Mulled wine is one of those fall and winter pleasures that smells and tastes exactly like the holidays. It’s warm, sweet, spicy, fruity, and boozy. Best of all it’s super easy to make and to customize to your specific preferences. For me, I prefer my mulled wine with the winter-y flavors of cranberry and orange.
We are big wine people around here. I was never a big drinker, even in college, so hard liquors, shots, and cocktails were not appealing. Wine was preferable because of the differences in flavors, plus it was easy to sip and enjoy a glass without becoming tipsy.
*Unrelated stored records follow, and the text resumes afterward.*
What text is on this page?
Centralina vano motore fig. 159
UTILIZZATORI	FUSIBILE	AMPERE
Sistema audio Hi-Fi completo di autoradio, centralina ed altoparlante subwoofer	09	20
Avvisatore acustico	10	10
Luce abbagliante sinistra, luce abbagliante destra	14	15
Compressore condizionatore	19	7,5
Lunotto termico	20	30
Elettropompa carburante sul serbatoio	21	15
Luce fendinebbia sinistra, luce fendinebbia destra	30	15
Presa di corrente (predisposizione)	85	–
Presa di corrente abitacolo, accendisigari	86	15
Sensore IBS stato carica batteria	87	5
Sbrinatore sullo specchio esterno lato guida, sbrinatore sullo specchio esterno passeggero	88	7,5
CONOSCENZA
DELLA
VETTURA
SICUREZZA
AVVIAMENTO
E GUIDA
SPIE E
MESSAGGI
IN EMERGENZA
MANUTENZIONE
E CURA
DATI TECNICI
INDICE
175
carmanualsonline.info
However, now that I have a toddler, I’ll admit that much more wine has been consumed. It’s a simple, soothing way to finish a day filled with tantrums, whining, and mischief. I definitely consider wine a tool in my “surviving parenting” kit.
This mulled wine is so crazy easy to make that I don’t know why I don’t make this more often. It’s so delicious, that I wonder why I don’t even make this during warmer seasons. It’s comforting and warm and sweet and spicy, with just enough tang from the cranberries and orange. A seasonal favorite!
Orange Cranberry Mulled Wine
- 1 bottle of your favorite vegan friendly red wine
- 1/4 cup maple syrup or coconut sugar
- 1/2 cup fresh cranberries
- juice and zest of 1 large orange
- 2 cinnamon sticks
- 10 whole cloves
- 1/8 tsp allspice
- Put all ingredients in a saucepan and bring to a simmer. Keep the heat low, especially if you don’t want to boil out the alcohol. Reduce heat and continue to simmer for about 30 minutes to an hour. I like to mash the cranberries a bit for more bitter cranberry flavor, but leave them alone if you like sweeter wine.
- Strain the wine and enjoy hot or warm with garnishes like orange peel, orange slices, cinnamon sticks, and cranberries.